I’m fairly new to Dremio as well as to AWS S3, and I’m trying to calculate the S3 costs making an assumption that I will access my S3 data via Tableau with Dremio connector.

I tested loading a dataset to my S3 bucket, and connecting from Tableau, when I check my AWS cost tracker I see several S3- Puts and S3 - Gets got generated.

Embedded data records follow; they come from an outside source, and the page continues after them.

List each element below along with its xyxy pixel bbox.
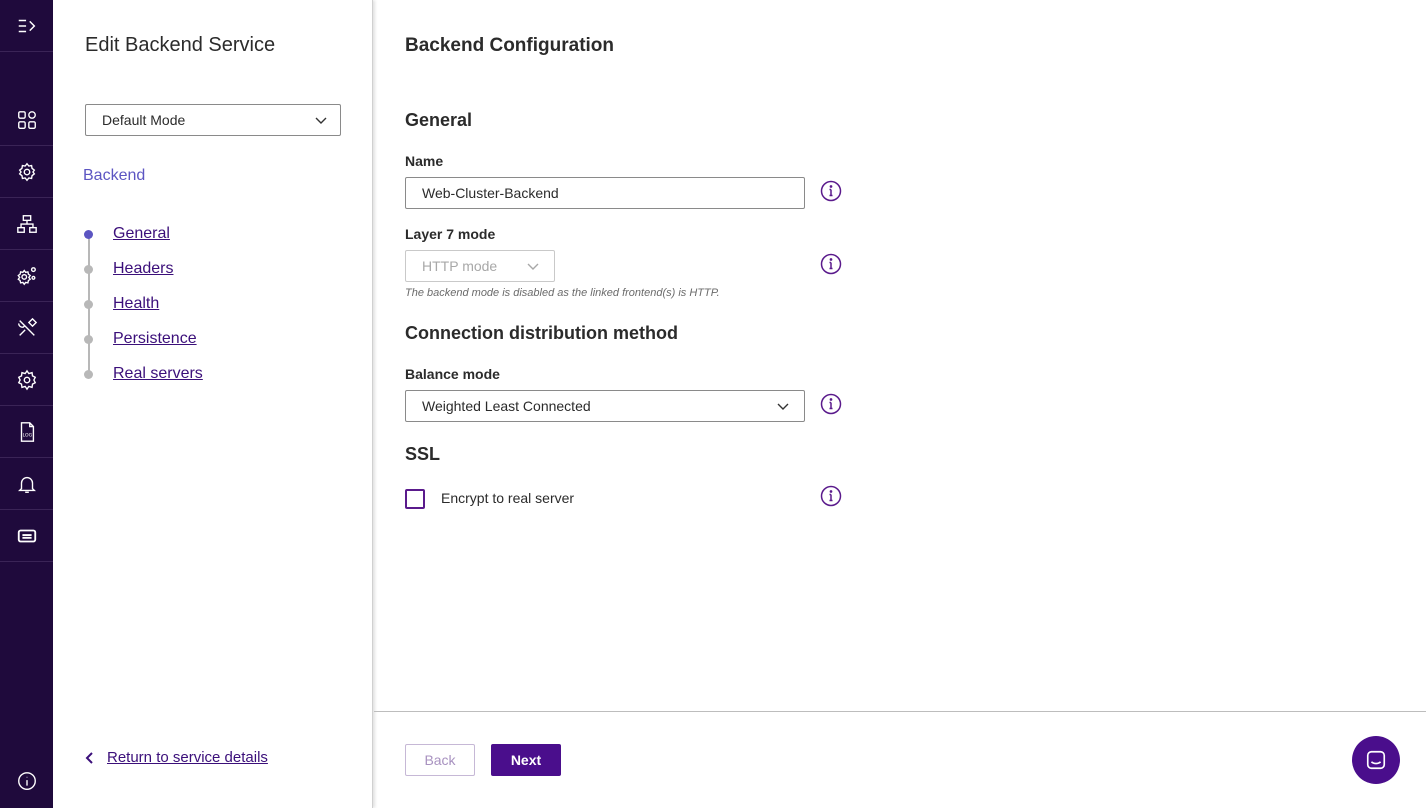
services-config-button[interactable] [0,146,53,198]
chat-icon [1366,750,1386,770]
layer7-info-icon[interactable] [820,253,842,275]
step-real-servers[interactable]: Real servers [83,362,283,386]
notifications-button[interactable] [0,458,53,510]
step-link-health[interactable]: Health [113,295,159,313]
logs-icon: LOG [20,421,34,442]
step-link-general[interactable]: General [113,225,170,243]
edit-nav-panel: Edit Backend Service Default Mode Backen… [53,0,373,808]
layer7-select: HTTP mode [405,250,555,282]
icon-rail: LOG [0,0,53,808]
encrypt-info-icon[interactable] [820,485,842,507]
layer7-help-text: The backend mode is disabled as the link… [405,287,720,299]
back-button[interactable]: Back [405,744,475,776]
tools-icon [17,317,37,336]
logs-button[interactable]: LOG [0,406,53,458]
layer7-label: Layer 7 mode [405,226,496,242]
step-link-headers[interactable]: Headers [113,260,173,278]
panel-title: Edit Backend Service [85,34,276,56]
main-content: Backend Configuration General Name Layer… [374,0,1426,808]
form-footer: Back Next [374,711,1426,808]
network-button[interactable] [0,198,53,250]
page-title: Backend Configuration [405,35,615,56]
chevron-left-icon [85,751,93,764]
general-heading: General [405,110,473,130]
step-link-persistence[interactable]: Persistence [113,330,197,348]
balance-mode-info-icon[interactable] [820,393,842,415]
chevron-down-icon [777,403,789,410]
services-config-icon [18,162,35,181]
expand-menu-icon [18,19,35,32]
step-headers[interactable]: Headers [83,257,283,281]
dashboard-button[interactable] [0,94,53,146]
distribution-heading: Connection distribution method [405,323,678,343]
balance-mode-label: Balance mode [405,366,500,382]
settings-icon [17,369,36,390]
about-button[interactable] [0,755,53,807]
settings-button[interactable] [0,354,53,406]
step-dot-active [84,230,93,239]
return-link-label[interactable]: Return to service details [107,749,268,766]
chevron-down-icon [315,117,327,124]
step-health[interactable]: Health [83,292,283,316]
step-dot [84,300,93,309]
next-button[interactable]: Next [491,744,561,776]
system-config-button[interactable] [0,250,53,302]
system-config-icon [16,266,36,285]
mode-select[interactable]: Default Mode [85,104,341,136]
balance-mode-select[interactable]: Weighted Least Connected [405,390,805,422]
step-general[interactable]: General [83,222,283,246]
name-info-icon[interactable] [820,180,842,202]
license-button[interactable] [0,510,53,562]
step-dot [84,370,93,379]
info-icon [17,772,36,790]
expand-menu-button[interactable] [0,0,53,52]
tools-button[interactable] [0,302,53,354]
section-label-backend: Backend [83,167,146,184]
name-input[interactable] [405,177,805,209]
chevron-down-icon [527,263,539,270]
step-dot [84,335,93,344]
layer7-select-value: HTTP mode [422,258,498,274]
balance-mode-value: Weighted Least Connected [422,398,591,414]
name-label: Name [405,153,444,169]
notifications-icon [17,476,36,493]
encrypt-checkbox[interactable] [405,489,425,509]
ssl-heading: SSL [405,444,441,464]
svg-text:LOG: LOG [22,432,32,438]
network-icon [16,214,37,233]
encrypt-checkbox-label[interactable]: Encrypt to real server [441,490,574,506]
dashboard-icon [17,110,36,129]
step-link-real-servers[interactable]: Real servers [113,365,203,383]
mode-select-value: Default Mode [102,112,186,128]
step-persistence[interactable]: Persistence [83,327,283,351]
license-icon [17,529,36,542]
chat-launcher-button[interactable] [1352,736,1400,784]
step-dot [84,265,93,274]
return-to-service-link[interactable]: Return to service details [83,749,268,766]
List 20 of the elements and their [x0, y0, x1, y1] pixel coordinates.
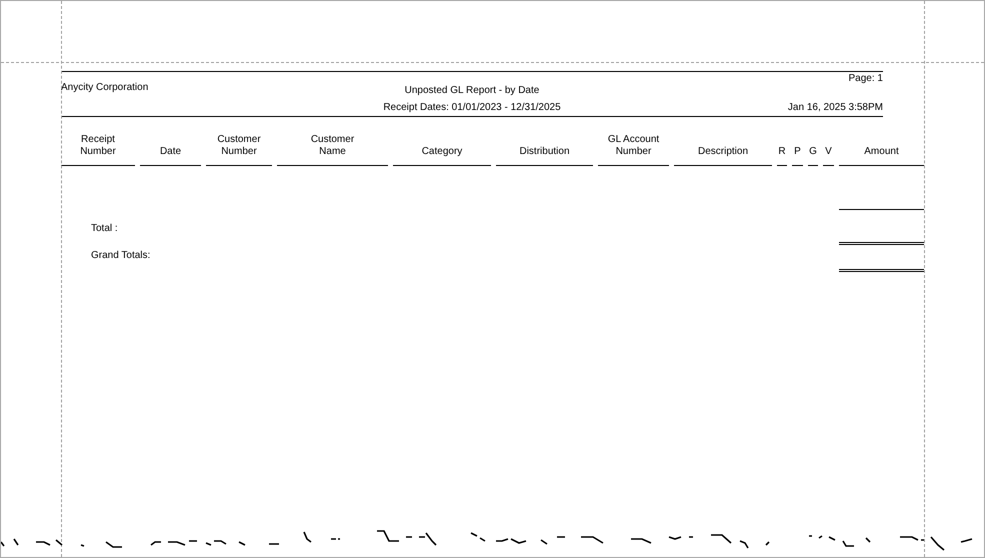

Can you give me some info on what Dremio does behind the scenes when connecting to S3, so I can make an estimate of S3 cost?

Thanks,

Paula

Hey @paulisDataViz, If you configured S3 as Dremio’s Distributed Storage location, Dremio will use this location to store:

  • Reflections
  • Job results for queries previewed/run via Dremio’s UI
  • User downloads
  • User uploads
  • CTAS tables

Hi @can, I have not configured S3 as Dremio’s distributed Storage…I’m just connecting to the S3 bucket via source.

Can you please elaborate more on what actions done in Dremio generates S3 PUTS and GETs?

We get the bucket names, bucket locations, file names etc. Unless you configured S3 as distributed storage, I’d expect no PUTs. Would be good to understand what the PUTs look like. Could you also please share your dremio.conf file?